Sea, the only one friend

meliahalim
Chapter #4

Nastar tahun lalu dan pertanyaan-pertanyaan yang belum terjawab

Setiap dari kita adalah manusia-manusia bahagia, menumpuk dan bertarung dengan luka, memasang topeng paling tebal demi agar tak terlihat menderita sebelum kemudian kembali terjatuh pada realita.


Kita adalah manusia yang sesungguhnya menyimpan kebaikan dan keburukan, tidak ada manusia dengan keseluruhan hidupnya berisikan kejahatan tidak juga kebaikan.


***


Di rumah, nastar menjadi kue kering dengan peringkat terakhir sebagai penghuni toples paling lama, sedangkan putri salju sebagai primadona paling laris di susul kaastangels, choco. Almond cookies, palm cheese ball, matcha cookies (ini hanya aku yang memakannya, katanya rasanya seperti rumput yang di campur susu dalam kue), lalu nastar dengan ukuran hampir sebesar kepalan tangan orang dewasa mendapatkan nilai terendah sebab orang-orang keburu takut untuk memakannya. Mereka mengira ada kura-kura di dalamnya, harus ku akui bila bentuknya memang mirip tempurung penyu.


Sea yang punya wajah cemberut sepanjang tahun saja terbahak menyaksikan nastar dengan ukuran triple XL. Ia akan mengambilnya dan memotretnya berulangkali, lalu terbahak, memotretnya dan terbahak lagi. Orang aneh itu bahkan memasukannya ke dalam aquarium tanpa air dan ia pajang di kamarnya yang berantakan.

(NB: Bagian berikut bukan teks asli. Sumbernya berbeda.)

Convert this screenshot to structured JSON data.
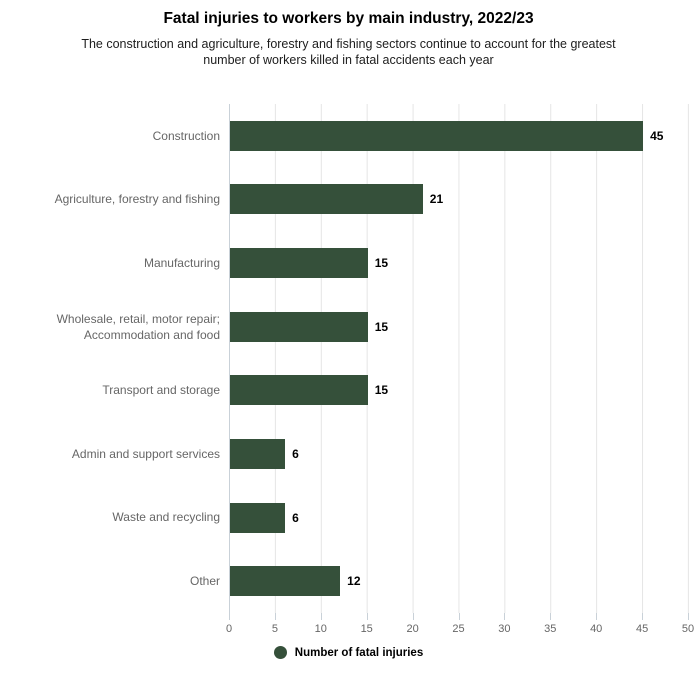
{
  "title": "Fatal injuries to workers by main industry, 2022/23",
  "subtitle": "The construction and agriculture, forestry and fishing sectors continue to account for the greatest\nnumber of workers killed in fatal accidents each year",
  "legend": {
    "label": "Number of fatal injuries",
    "marker": "circle-icon"
  },
  "colors": {
    "bar": "#35503a",
    "category_label": "#666666",
    "value_label": "#000000",
    "gridline": "#e5e5e5",
    "axis_line": "#c9d1d8",
    "tick_label": "#666666",
    "background": "#ffffff"
  },
  "chart_data": {
    "type": "bar",
    "orientation": "horizontal",
    "title": "Fatal injuries to workers by main industry, 2022/23",
    "subtitle": "The construction and agriculture, forestry and fishing sectors continue to account for the greatest number of workers killed in fatal accidents each year",
    "categories": [
      "Construction",
      "Agriculture, forestry and fishing",
      "Manufacturing",
      "Wholesale, retail, motor repair;\nAccommodation and food",
      "Transport and storage",
      "Admin and support services",
      "Waste and recycling",
      "Other"
    ],
    "values": [
      45,
      21,
      15,
      15,
      15,
      6,
      6,
      12
    ],
    "xlabel": "",
    "ylabel": "",
    "xlim": [
      0,
      50
    ],
    "x_ticks": [
      0,
      5,
      10,
      15,
      20,
      25,
      30,
      35,
      40,
      45,
      50
    ],
    "grid": true,
    "data_labels": true,
    "legend": [
      "Number of fatal injuries"
    ],
    "legend_position": "bottom"
  }
}
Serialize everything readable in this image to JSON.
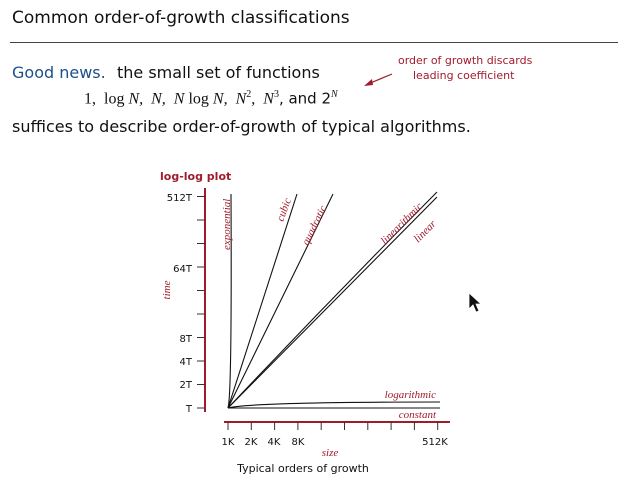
{
  "header": {
    "title": "Common order-of-growth classifications"
  },
  "body": {
    "lead": "Good news.",
    "line1": "the small set of functions",
    "formula": [
      "1,",
      "log",
      "N,",
      "N,",
      "N",
      "log",
      "N,",
      "N",
      "2",
      ",",
      "N",
      "3",
      ", and 2",
      "N"
    ],
    "line2": "suffices to describe order-of-growth of typical algorithms."
  },
  "annotation": [
    "order of growth discards",
    "leading coefficient"
  ],
  "plot": {
    "title": "log-log plot",
    "y_label": "time",
    "x_label": "size",
    "caption": "Typical orders of growth",
    "yticks": [
      "512T",
      "64T",
      "8T",
      "4T",
      "2T",
      "T"
    ],
    "xticks": [
      "1K",
      "2K",
      "4K",
      "8K",
      "512K"
    ],
    "curves": [
      "exponential",
      "cubic",
      "quadratic",
      "linearithmic",
      "linear",
      "logarithmic",
      "constant"
    ]
  }
}
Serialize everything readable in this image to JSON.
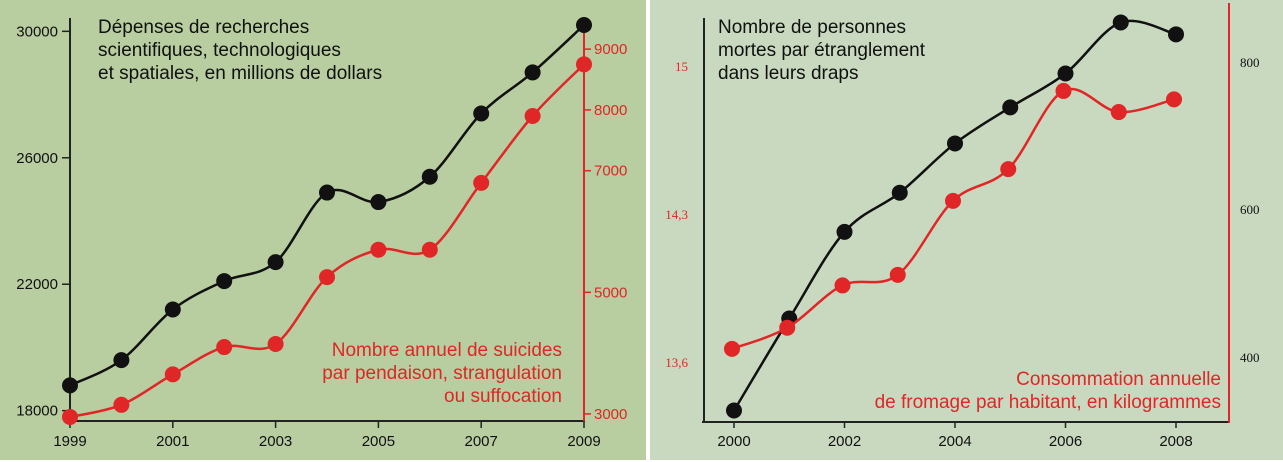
{
  "colors": {
    "black_series": "#111111",
    "red_series": "#e02626",
    "left_bg": "#b8cda0",
    "right_bg": "#c9d9bf"
  },
  "chart_data": [
    {
      "type": "line",
      "title": "Dépenses de recherches\nscientifiques, technologiques\net spatiales, en millions de dollars",
      "red_label": "Nombre annuel de suicides\npar pendaison, strangulation\nou suffocation",
      "x": [
        1999,
        2000,
        2001,
        2002,
        2003,
        2004,
        2005,
        2006,
        2007,
        2008,
        2009
      ],
      "x_ticks": [
        "1999",
        "2001",
        "2003",
        "2005",
        "2007",
        "2009"
      ],
      "y_left_ticks": [
        "30000",
        "26000",
        "22000",
        "18000"
      ],
      "y_right_ticks": [
        "9000",
        "8000",
        "7000",
        "5000",
        "3000"
      ],
      "ylim_left": [
        17800,
        30200
      ],
      "ylim_right": [
        2900,
        9150
      ],
      "series": [
        {
          "axis": "left",
          "color": "#111111",
          "values": [
            18800,
            19600,
            21200,
            22100,
            22700,
            24900,
            24600,
            25400,
            27400,
            28700,
            30200
          ]
        },
        {
          "axis": "right",
          "color": "#e02626",
          "values": [
            2950,
            3150,
            3650,
            4100,
            4150,
            5250,
            5700,
            5700,
            6800,
            7900,
            8750
          ]
        }
      ]
    },
    {
      "type": "line",
      "title": "Nombre de personnes\nmortes par étranglement\ndans leurs draps",
      "red_label": "Consommation annuelle\nde fromage par habitant, en kilogrammes",
      "x": [
        2000,
        2001,
        2002,
        2003,
        2004,
        2005,
        2006,
        2007,
        2008
      ],
      "x_ticks": [
        "2000",
        "2002",
        "2004",
        "2006",
        "2008"
      ],
      "y_left_ticks": [
        "15",
        "14,3",
        "13,6"
      ],
      "y_right_ticks": [
        "800",
        "600",
        "400"
      ],
      "series": [
        {
          "axis": "left",
          "color": "#111111",
          "values": [
            327,
            536,
            733,
            822,
            934,
            1016,
            1093,
            1209,
            1182
          ]
        },
        {
          "axis": "right",
          "color": "#e02626",
          "values": [
            13.7,
            13.8,
            14.0,
            14.05,
            14.4,
            14.55,
            14.92,
            14.82,
            14.88
          ]
        }
      ]
    }
  ]
}
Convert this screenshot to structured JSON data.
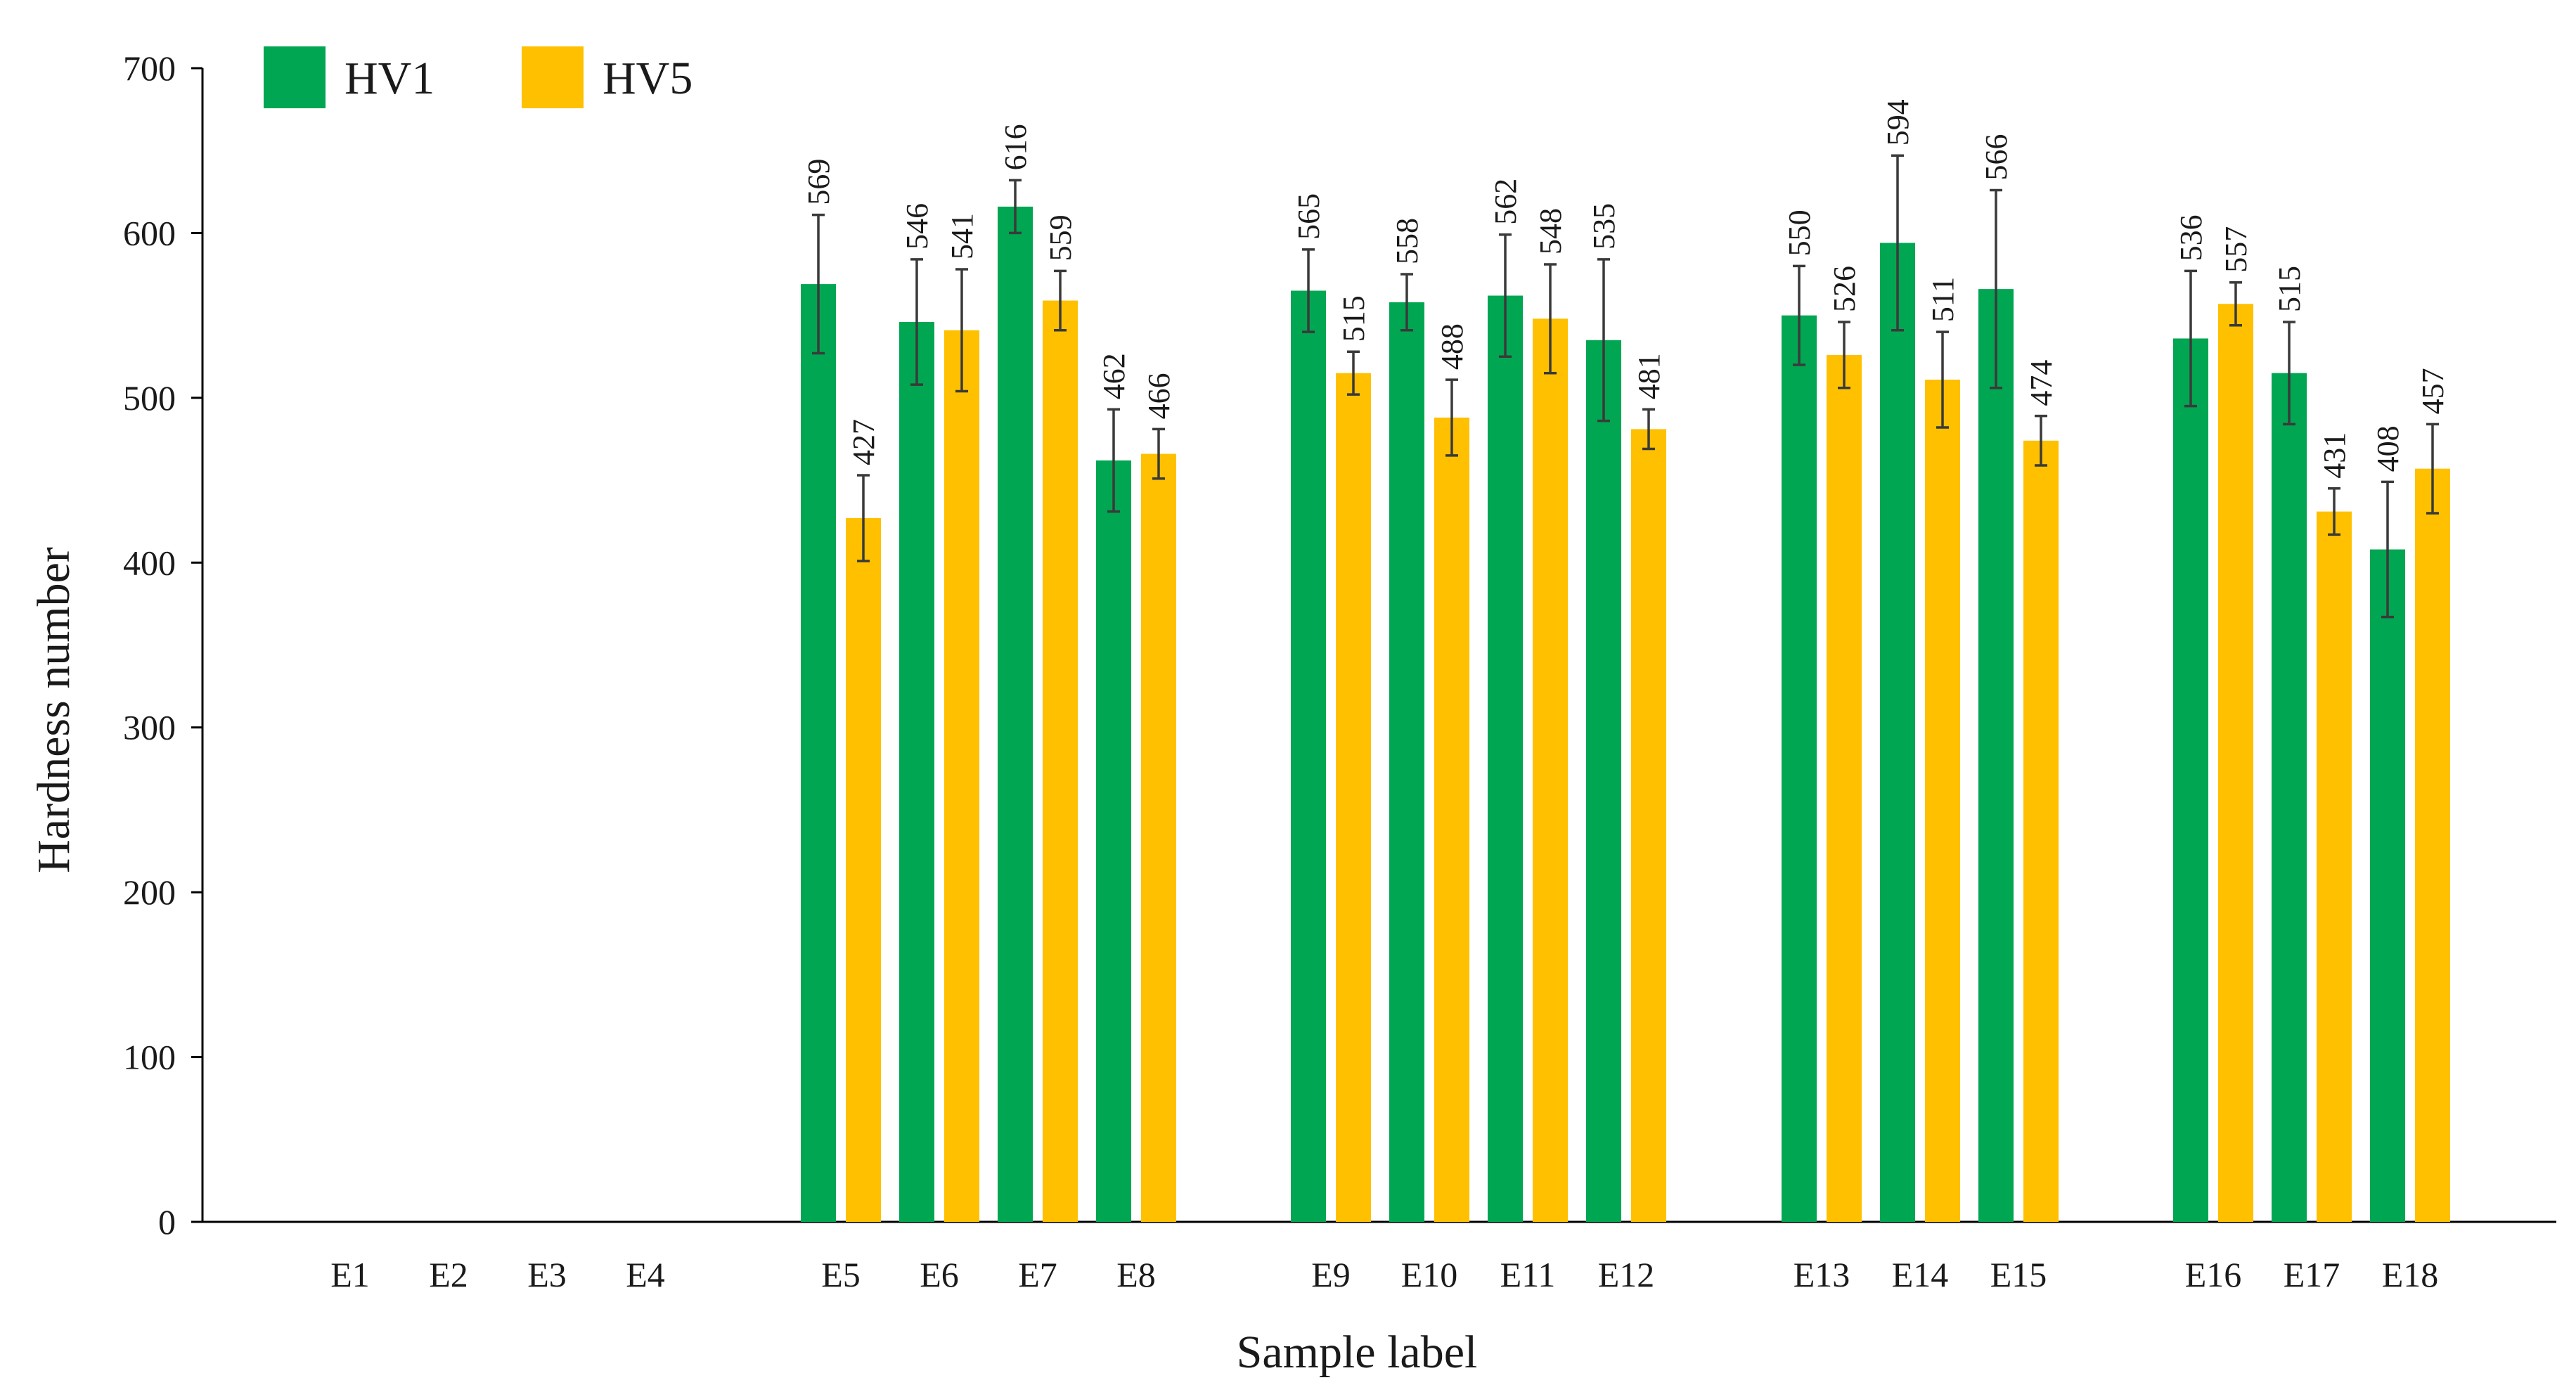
{
  "chart_data": {
    "type": "bar",
    "title": "",
    "xlabel": "Sample label",
    "ylabel": "Hardness number",
    "ylim": [
      0,
      700
    ],
    "yticks": [
      0,
      100,
      200,
      300,
      400,
      500,
      600,
      700
    ],
    "categories": [
      "E1",
      "E2",
      "E3",
      "E4",
      "E5",
      "E6",
      "E7",
      "E8",
      "E9",
      "E10",
      "E11",
      "E12",
      "E13",
      "E14",
      "E15",
      "E16",
      "E17",
      "E18"
    ],
    "series": [
      {
        "name": "HV1",
        "color": "#00A651",
        "values": [
          null,
          null,
          null,
          null,
          569,
          546,
          616,
          462,
          565,
          558,
          562,
          535,
          550,
          594,
          566,
          536,
          515,
          408
        ],
        "errors": [
          null,
          null,
          null,
          null,
          42,
          38,
          16,
          31,
          25,
          17,
          37,
          49,
          30,
          53,
          60,
          41,
          31,
          41
        ]
      },
      {
        "name": "HV5",
        "color": "#FFC000",
        "values": [
          null,
          null,
          null,
          null,
          427,
          541,
          559,
          466,
          515,
          488,
          548,
          481,
          526,
          511,
          474,
          557,
          431,
          457
        ],
        "errors": [
          null,
          null,
          null,
          null,
          26,
          37,
          18,
          15,
          13,
          23,
          33,
          12,
          20,
          29,
          15,
          13,
          14,
          27
        ]
      }
    ],
    "legend_position": "top-left",
    "grid": false
  }
}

"Kau benar-benar unik Miya!" Katanya setelah menghabiskan hampir setengah hari untuk terbahak seorang diri.


"Bukan aku yang membuatnya." Kataku sebal, Sea akan terus mengulang kalimat yang sama hingga minggu depan.


"Lalu? Kau kira kucing dan marmut peliharaan mu mampu membuat nastar?" Tanyanya, mulutnya yang kecil di warnai lipstik merah menyala, ck, gadis itu sekalinya berdandan macam pelacur baru menetas.


"Kau berdandan? Sejak kapan kau membeli lipstik dan pewarna pipi?"


"Ck, manusia yang suka bergosip seperti mu harusnya sudah menyadari bila aku sering mengunakan lipstik akhir-akhir ini. Apa matamu bertambah lagi minus nya?"


"Mulutmu benar-benar menyebalkan, aku terlalu sibuk hingga tak menyadari apa yang sedang terjadi."


"Kau kan cuman pengangguran! Dimana letak kesibukan yang kau bicarakan?"


"Aku mencoba memasukkan banyak lamaran, aku ingin bekerja lagi. Menjadi pengangguran juga tak memiliki teman terdengar cukup menyeramkan."


"Aku kan juga temanmu!" Sea menaikkan tiga oktaf nada, dengan tangan yang mengayunkan nastar. Hampir saja perempuan itu melempar nastar yang ia simpan sedari tahun kemarin.


"Kau tak pernah ku hitung! Sesekali aku ingin seperti orang lain yang pergi berlibur, bercerita dan tertawa dengan beberapa orang teman."


"Kau tak mau menjadi temanku lagi? Apa cerita yang ku bagi membuat mu muak Miya?" Sea menurunkan nastarnya lemah.


Menggeleng, "aku menyukaimu, tapi memiliki banyak teman bukan ide buruk."


"Tapi terlalu banyak teman juga merepotkan, bagaimana bila mereka tak sebaik dirimu? Bagaimana bila mereka hanya menginginkan mu saat butuh saja? Apa mereka mau menemanimu yang suka menangis lantaran hal-hal kecil? Apa mereka mau memberikan waktunya hanya untuk ocehan-ocehan mu yang tak masuk akal?"


"Aku tak suka mengatakan ini, tetapi bukankah kau juga tahu bila teman-teman mu tak sebaik itu. Mereka menemui mu saat sedang kesepian dan akan menjauhi mu sesaat teman-teman mereka kembali. Kau bukan barang cadangan yang digunakan saat yang lainnya tak bersedia. Miya, kau sudah cukup dewasa untuk tidak terus-menerus berharap pada manusia, apa kau tidak lelah dan trauma?"


"Aku saja lelah melihat mu kecewa sebab teman-teman mu diam-diam menjauh dan mungkin beberapa tak suka menjadi temanmu." Lanjutnya dengan nada lembut sekali. Manusia satu ini begitu menyimpan banyak lapisan karakter yang terkadang membuat ku takjub sekaligus takut.